I use Gmail for my email, and noticed that many of the emails that I receive from the young people I interact with include odd “J” characters in places that don’t make any sense. Are they all just terrible typists? And if so, why just a “J” character out of place?
This is a common problem, and it’s not just your young friends that are typing incorrectly. The real problem stems from the fact that they’re using Outlook to craft their emails (not that there’s anything wrong with that). Some engineer/designer at Microsoft thought it might be helpful if the email editor in Outlook (and all of Microsoft Office, actually) would change the combination of characters that people often use as a common emoticon (that is, a character or group of characters that represent an emotion or intent, graphically, in text communications), the “:)” symbols with an actual smiley-face character (funny, Microsoft Word from Office 2016 just made the same correction as Ken typed this text). The smiley-face character might represent what the author of your email intended to insert into the text, but its appearance in your email relies on the installation of a particular font (WingDings) that may or may not be installed on your computer. If it’s not installed, instead of the cute smiley face, you’ll see a “J” character. Even if the font is installed, the transition from the Microsoft source to your email can often change the character so that it appears as a “J”.

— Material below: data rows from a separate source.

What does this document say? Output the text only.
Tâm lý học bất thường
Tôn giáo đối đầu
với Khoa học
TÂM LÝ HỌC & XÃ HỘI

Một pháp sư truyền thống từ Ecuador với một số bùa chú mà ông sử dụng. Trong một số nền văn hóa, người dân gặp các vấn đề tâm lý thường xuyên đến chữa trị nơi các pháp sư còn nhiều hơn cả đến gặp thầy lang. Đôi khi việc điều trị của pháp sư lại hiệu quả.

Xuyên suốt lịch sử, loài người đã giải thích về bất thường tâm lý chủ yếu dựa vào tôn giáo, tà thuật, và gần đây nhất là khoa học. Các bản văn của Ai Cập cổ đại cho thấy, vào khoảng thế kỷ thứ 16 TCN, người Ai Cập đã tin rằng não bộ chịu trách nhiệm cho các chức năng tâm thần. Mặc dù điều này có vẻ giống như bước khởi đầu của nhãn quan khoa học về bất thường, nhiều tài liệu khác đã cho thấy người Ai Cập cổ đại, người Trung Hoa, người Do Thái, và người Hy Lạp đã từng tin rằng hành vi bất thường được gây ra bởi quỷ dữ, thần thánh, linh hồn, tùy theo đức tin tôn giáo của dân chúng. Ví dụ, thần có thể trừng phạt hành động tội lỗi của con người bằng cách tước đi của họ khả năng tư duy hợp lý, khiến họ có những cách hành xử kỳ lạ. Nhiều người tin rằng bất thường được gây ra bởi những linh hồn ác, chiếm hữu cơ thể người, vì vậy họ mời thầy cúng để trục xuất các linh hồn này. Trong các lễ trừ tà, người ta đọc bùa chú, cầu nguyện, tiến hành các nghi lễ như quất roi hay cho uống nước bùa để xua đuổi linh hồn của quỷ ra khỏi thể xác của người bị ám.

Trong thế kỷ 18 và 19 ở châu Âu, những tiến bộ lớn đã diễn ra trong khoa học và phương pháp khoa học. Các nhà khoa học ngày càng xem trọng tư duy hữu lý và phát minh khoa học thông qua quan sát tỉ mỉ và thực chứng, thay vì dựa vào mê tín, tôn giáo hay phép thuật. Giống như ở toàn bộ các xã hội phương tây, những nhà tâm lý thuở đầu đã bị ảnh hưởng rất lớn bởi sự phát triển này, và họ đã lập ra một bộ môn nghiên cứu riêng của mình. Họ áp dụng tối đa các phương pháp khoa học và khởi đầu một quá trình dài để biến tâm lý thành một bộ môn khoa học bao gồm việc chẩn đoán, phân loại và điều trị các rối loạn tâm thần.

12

What can you do? The simplest solution is to make a mental replacement, understanding that the intent of the “J” was to add a pleasant emoticon to the message. If it really bothers you, however, you can suggest that the author make the change suggested in this article: http://chris.pirillo.com/j-smiley-outlook-email-problem-and-fix/. The suggested fix is to remove the auto-correct replacements that Microsoft installs by default, so that typing “:)” doesn’t insert a smiley-face character. This isn’t a huge problem, especially once you know what’s going on!